The room she intended to make her own had been used only as a small sitting room for those guests who didn’t want to watch the television. It would need shelves, cupboards and a small wardrobe before she could sleep there. The other room, which Megan now used for baby Rosemary would have to be dealt with later, after Easter, when Megan and Edward would be married.
Megan had recommended Frank Griffiths to do the work, but Sally thought Carl Rees, who had worked for Jennie Francis, might be a more suitable character to have in the house while she was busy. The Griffithses were not to be trusted, everyone knew that. She wondered how her daughter could ever pretend they were her friends. Leaving a note for Megan to pass on to Carl when he went into the shop, she waited for him to call.
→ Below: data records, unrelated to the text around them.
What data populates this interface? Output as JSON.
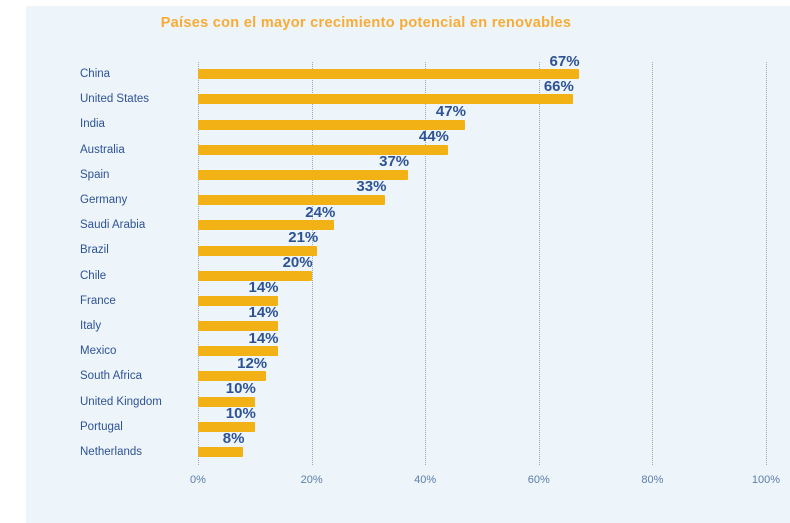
{
  "title": "Países con el mayor crecimiento potencial en renovables",
  "chart_data": {
    "type": "bar",
    "orientation": "horizontal",
    "title": "Países con el mayor crecimiento potencial en renovables",
    "categories": [
      "China",
      "United States",
      "India",
      "Australia",
      "Spain",
      "Germany",
      "Saudi Arabia",
      "Brazil",
      "Chile",
      "France",
      "Italy",
      "Mexico",
      "South Africa",
      "United Kingdom",
      "Portugal",
      "Netherlands"
    ],
    "values": [
      67,
      66,
      47,
      44,
      37,
      33,
      24,
      21,
      20,
      14,
      14,
      14,
      12,
      10,
      10,
      8
    ],
    "value_labels": [
      "67%",
      "66%",
      "47%",
      "44%",
      "37%",
      "33%",
      "24%",
      "21%",
      "20%",
      "14%",
      "14%",
      "14%",
      "12%",
      "10%",
      "10%",
      "8%"
    ],
    "x_ticks": [
      "0%",
      "20%",
      "40%",
      "60%",
      "80%",
      "100%"
    ],
    "x_tick_values": [
      0,
      20,
      40,
      60,
      80,
      100
    ],
    "xlim": [
      0,
      100
    ],
    "grid": "dotted-vertical",
    "legend": "none",
    "colors": {
      "bar": "#F2B114",
      "title": "#F8AC35",
      "label_text": "#2E5394",
      "axis_text": "#5B7EA9",
      "gridline": "#9FA8B2",
      "panel_background": "#EDF4FA",
      "page_background": "#FFFFFF"
    }
  }
}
As she considered her plans to
move to the smaller room, she thought of the other spare room in which Ryan had sat some times and which, with some self-deception he called his study. It was small but it would hold a single bed and a dressing table and perhaps Carl could fix a rail of some sort where clothes could be hung? She began to make a list to discuss with him.
* * *
Since Christmas, when Rhiannon’s parents had ended their long-running row and settled down together again, Rhiannon and Charlie had lived in silent dread of the fiery Dora throwing Lewis out again and having him return to sleep in their back bedroom.
So one night when they woke about midnight to the sounds of shouts and yells coming from her parent’s house, they looked at each other in alarm.
“I knew it! Our Mam’s lost her temper with him again!”
“Oh no.” Charlie groaned. “Get the spare bed aired. He’ll be back.”
“Why can’t she stay calm and discuss their differences?” Rhiannon complained.
“Because she’s Dora and reasonable discussion is something she wouldn’t understand.”
They crept out of bed and Charlie wrapped a blanket around Rhiannon’s shoulders. Kneeling down by the window they looked across the street to number seven, where the bedroom light was on. Even in the winter, Dora liked to sleep with the window open and the sound of what was apparently a heated argument, greeted them as they opened theirs. The two voices were like a comic opera with the almost soprano shrieks of her mother and the lower, more reasonable, baritone of her father. Rhiannon began to giggle. “Did you ever know such a pair?”
“They are unique,” Charlie said, sharing her laughter.
Other lights came on in the Lewis’s house and the front door burst open. Lewis, wearing pyjamas, with a dressing gown across one arm which, dragged on the floor behind him, ran across the road.